Nigâr Hanım “lütfen”li cümleler kurdukça Naciye Hanım’ın ses perdesi tizleşiyordu:
“Nigâr mısın, ne karın ağrısısın? Çıbanın başı sensin. Bırak kocalarımızın peşini. Bende kocasını şiir meclislerinde meze ettirecek göz var mı? Bana anıyla sanıyla ‘Kasımpaşalı, eli maşalı Naciye’ derler.
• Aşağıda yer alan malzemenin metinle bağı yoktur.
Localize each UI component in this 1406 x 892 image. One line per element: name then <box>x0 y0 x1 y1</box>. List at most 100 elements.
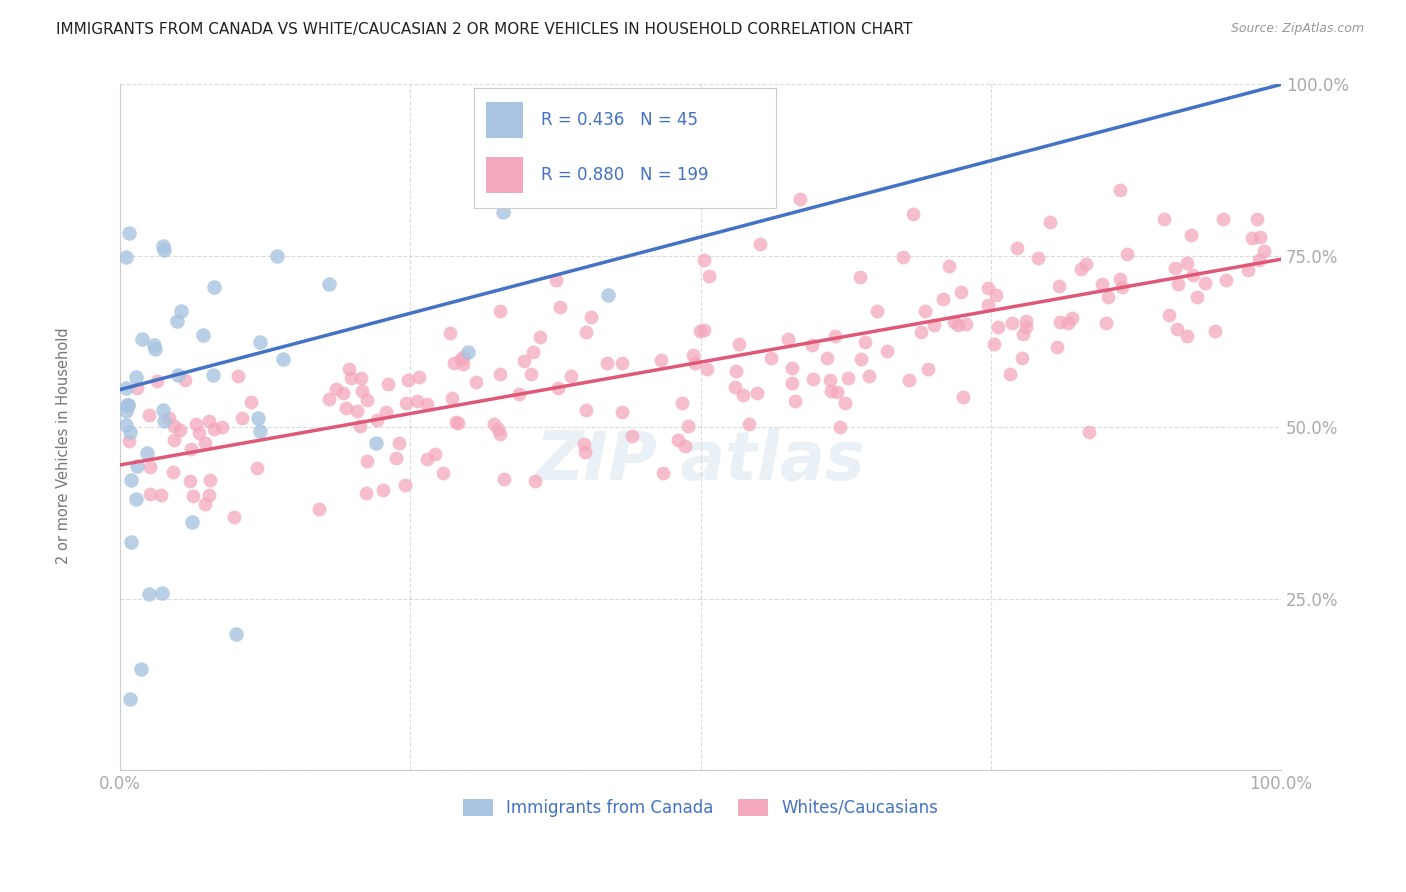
Point <box>789 192 811 206</box>
Point <box>118 434 141 448</box>
Point <box>783 394 806 409</box>
Point <box>465 375 488 389</box>
Point <box>489 304 512 318</box>
Point <box>666 433 689 447</box>
Point <box>492 472 515 486</box>
Point <box>332 385 354 400</box>
Point <box>120 473 142 487</box>
Point <box>876 344 898 359</box>
Point <box>1015 314 1038 328</box>
Point <box>818 373 841 387</box>
Point <box>520 368 543 382</box>
Point <box>127 458 149 473</box>
Point <box>446 416 468 430</box>
Point <box>1247 253 1270 268</box>
Point <box>170 303 193 318</box>
Point <box>249 335 271 350</box>
Point <box>513 354 536 368</box>
Point <box>1097 290 1119 304</box>
Point <box>1111 280 1133 294</box>
Point <box>118 692 141 706</box>
Point <box>1167 277 1189 291</box>
Point <box>801 338 824 352</box>
Point <box>162 434 184 448</box>
Point <box>318 392 340 406</box>
Point <box>184 417 207 431</box>
Point <box>612 405 634 419</box>
Point <box>728 336 751 351</box>
Point <box>167 368 190 382</box>
Point <box>325 382 347 396</box>
Point <box>977 298 1000 312</box>
Point <box>815 351 838 365</box>
Point <box>1175 255 1198 269</box>
Point <box>188 425 211 440</box>
Point <box>222 510 245 524</box>
Point <box>395 395 418 409</box>
Point <box>548 300 571 314</box>
Point <box>179 474 201 488</box>
Point <box>1046 340 1069 354</box>
Point <box>529 329 551 343</box>
Point <box>1246 211 1268 226</box>
Point <box>443 356 465 370</box>
Point <box>523 474 546 488</box>
Point <box>596 288 619 302</box>
Point <box>522 345 544 359</box>
Point <box>346 403 368 417</box>
Point <box>139 487 162 501</box>
Point <box>202 280 225 294</box>
Point <box>352 384 374 398</box>
Point <box>180 515 202 529</box>
Point <box>1011 351 1033 366</box>
Point <box>986 288 1008 302</box>
Point <box>408 369 430 384</box>
Point <box>451 350 474 364</box>
Point <box>152 403 174 417</box>
Point <box>131 333 153 347</box>
Point <box>394 477 416 491</box>
Point <box>671 396 693 410</box>
Point <box>1070 261 1092 276</box>
Point <box>197 488 219 502</box>
Point <box>138 587 160 601</box>
Point <box>194 498 217 512</box>
Point <box>1091 277 1114 292</box>
Point <box>950 285 973 300</box>
Point <box>115 404 138 418</box>
Point <box>308 501 330 516</box>
Point <box>439 326 461 341</box>
Point <box>820 384 842 398</box>
Point <box>125 370 148 384</box>
Point <box>117 399 139 413</box>
Point <box>1240 230 1263 244</box>
Text: ZIP atlas: ZIP atlas <box>536 428 865 494</box>
Point <box>146 374 169 388</box>
Point <box>952 390 974 404</box>
Point <box>1212 212 1234 227</box>
Point <box>135 446 157 460</box>
Point <box>855 335 877 350</box>
Point <box>987 320 1010 334</box>
Point <box>157 410 180 425</box>
Point <box>1049 315 1071 329</box>
Point <box>246 461 269 475</box>
Point <box>682 348 704 362</box>
Point <box>1047 278 1070 293</box>
Text: Source: ZipAtlas.com: Source: ZipAtlas.com <box>1230 22 1364 36</box>
Point <box>1074 256 1097 270</box>
Point <box>1153 212 1175 227</box>
Point <box>858 369 880 384</box>
Point <box>891 250 914 264</box>
Point <box>897 373 920 387</box>
Point <box>349 419 371 434</box>
Point <box>180 442 202 457</box>
Point <box>356 454 378 468</box>
Point <box>356 392 378 407</box>
Point <box>115 250 138 264</box>
Point <box>152 239 174 253</box>
Point <box>150 586 173 600</box>
Point <box>489 368 512 382</box>
Point <box>340 370 363 384</box>
Point <box>922 318 945 333</box>
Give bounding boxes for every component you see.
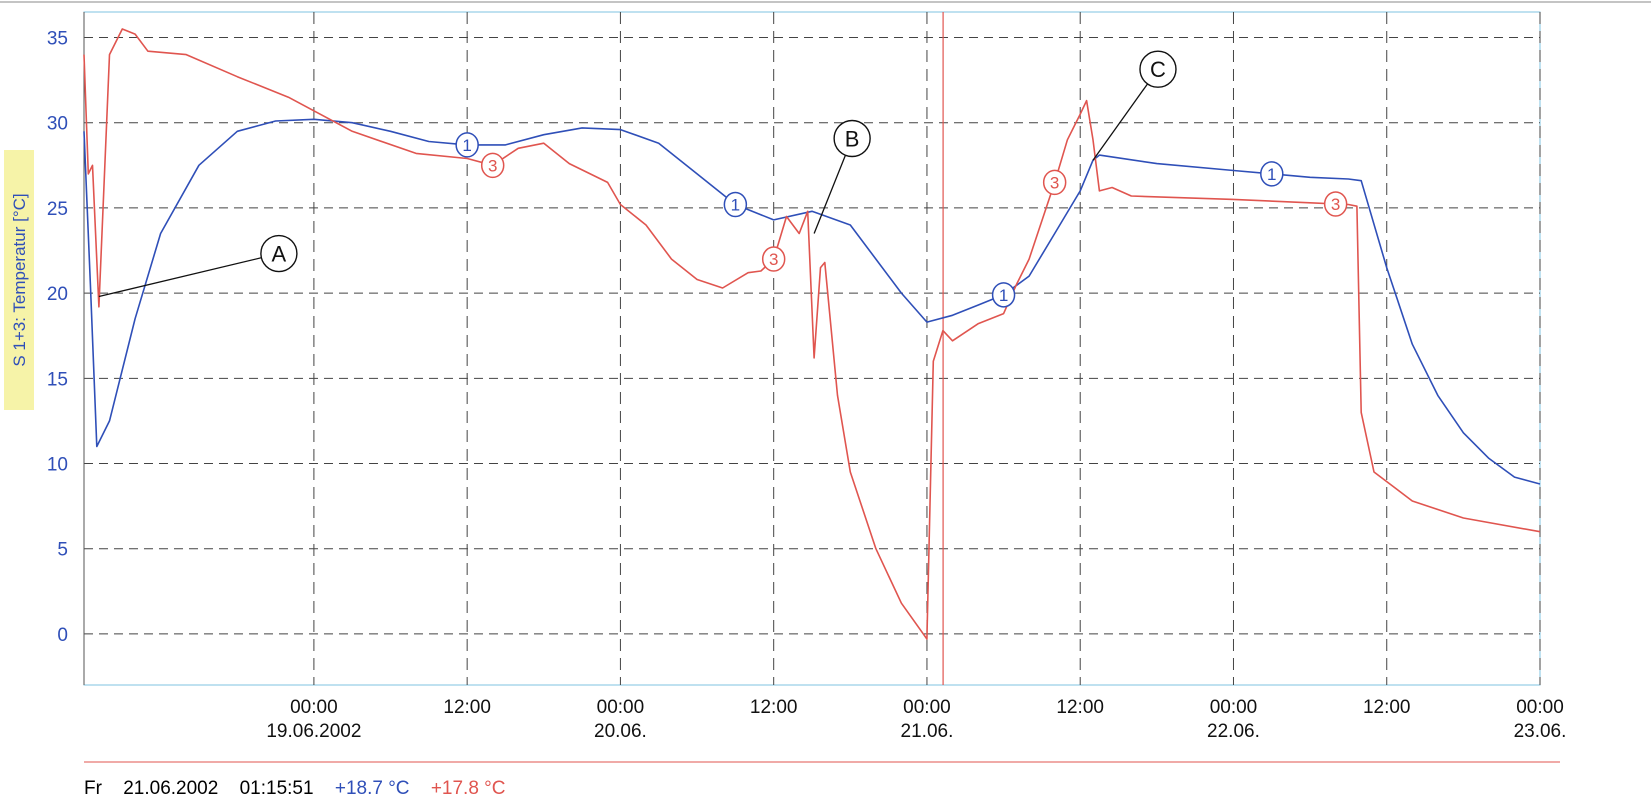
x-tick-label-time: 00:00	[1516, 697, 1564, 718]
series-marker-1	[1260, 161, 1284, 187]
x-tick-label-date: 23.06.	[1514, 721, 1567, 742]
y-axis-label: S 1+3: Temperatur [°C]	[10, 193, 29, 367]
series-marker-1	[723, 191, 748, 218]
plot-area	[83, 11, 1541, 686]
annotation-label: B	[845, 126, 860, 151]
series-marker-3	[480, 152, 505, 179]
series-marker-3	[1323, 191, 1348, 217]
series-marker-3	[1042, 169, 1067, 196]
series-marker-label: 1	[462, 136, 471, 155]
series-marker-1	[455, 132, 479, 158]
cursor-date: 21.06.2002	[123, 778, 219, 799]
x-tick-label-date: 20.06.	[594, 721, 647, 742]
x-tick-label-time: 00:00	[597, 697, 645, 718]
cursor-time: 01:15:51	[239, 778, 314, 799]
x-tick-label-date: 22.06.	[1207, 721, 1260, 742]
x-tick-label-time: 00:00	[290, 697, 338, 718]
series-marker-label: 1	[1267, 165, 1276, 184]
y-tick-label: 35	[47, 29, 68, 50]
series-marker-label: 1	[999, 286, 1008, 305]
y-tick-label: 20	[47, 284, 68, 305]
cursor-value-series-3: +17.8 °C	[430, 778, 506, 799]
series-line-1	[83, 118, 1541, 485]
annotation-circle	[260, 234, 298, 273]
x-tick-label-time: 12:00	[443, 697, 491, 718]
y-tick-label: 10	[47, 455, 68, 476]
y-axis-label-highlight	[4, 150, 34, 410]
cursor-readout: Fr 21.06.2002 01:15:51 +18.7 °C +17.8 °C	[84, 778, 522, 800]
series-line-3	[83, 28, 1541, 640]
series-marker-1	[991, 282, 1016, 308]
series-marker-3	[761, 246, 786, 272]
y-tick-label: 0	[57, 625, 68, 646]
y-tick-label: 15	[47, 369, 68, 390]
y-tick-label: 25	[47, 199, 68, 220]
series-marker-label: 3	[1050, 173, 1059, 192]
annotation-label: A	[272, 242, 287, 267]
cursor-day: Fr	[84, 778, 102, 799]
y-tick-label: 30	[47, 114, 68, 135]
annotation-circle	[833, 119, 871, 158]
series-marker-label: 3	[488, 156, 497, 175]
series-marker-label: 1	[731, 196, 740, 215]
annotation-circle	[1139, 50, 1177, 88]
annotation-leader	[98, 252, 280, 298]
x-tick-label-time: 00:00	[1210, 697, 1258, 718]
cursor-value-series-1: +18.7 °C	[334, 778, 410, 799]
x-tick-label-date: 19.06.2002	[266, 721, 361, 742]
x-tick-label-time: 00:00	[903, 697, 951, 718]
x-tick-label-date: 21.06.	[901, 721, 954, 742]
x-tick-label-time: 12:00	[1056, 697, 1104, 718]
series-marker-label: 3	[1331, 195, 1340, 214]
series-marker-label: 3	[769, 250, 778, 269]
annotation-label: C	[1150, 57, 1166, 82]
y-tick-label: 5	[57, 540, 68, 561]
x-tick-label-time: 12:00	[1363, 697, 1411, 718]
x-tick-label-time: 12:00	[750, 697, 798, 718]
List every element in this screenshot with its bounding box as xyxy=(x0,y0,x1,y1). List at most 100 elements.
Saçını başını yolarım senin. Aklını alırım.”
O sırada ne oldu, nasıl oldu, kimse anlayamadı. Nigâr Hanım’ın içinden bir Tophaneli Nigâr çıkıverdi.
“Hadi, gelsene!” diye bağırdı. “Saçımı başımı yolsana! Gel, gel de cart diye yırtayım o pis ağzını. Hanımefendi gibi davrandık, anlamadın. Edepsiz, terbiyesiz, şirret kadın!”
Böyle dedi. Demekle de kalmadı, üstüne yürüdü Naciye Hanım’ın.
Herkes şaşkındı.
Araya girdiler,
“Aman, Nigâr Hanım, siz ona uymayın!” deyip uzaklaştırdılar.
Naciye Hanım, pabucun pahalı olduğunu sezer gibi oldu.
Kocasını kapıya doğru itekleyip peşinden yürüdü. Çıkarken sesi son kez duyuldu:
“Hesap kapanmadı, Nigâr! Görüşeceğiz seninle! Tetik dur bundan sonra.”
Olay ertesi gün gazetelerde birinci haberdi.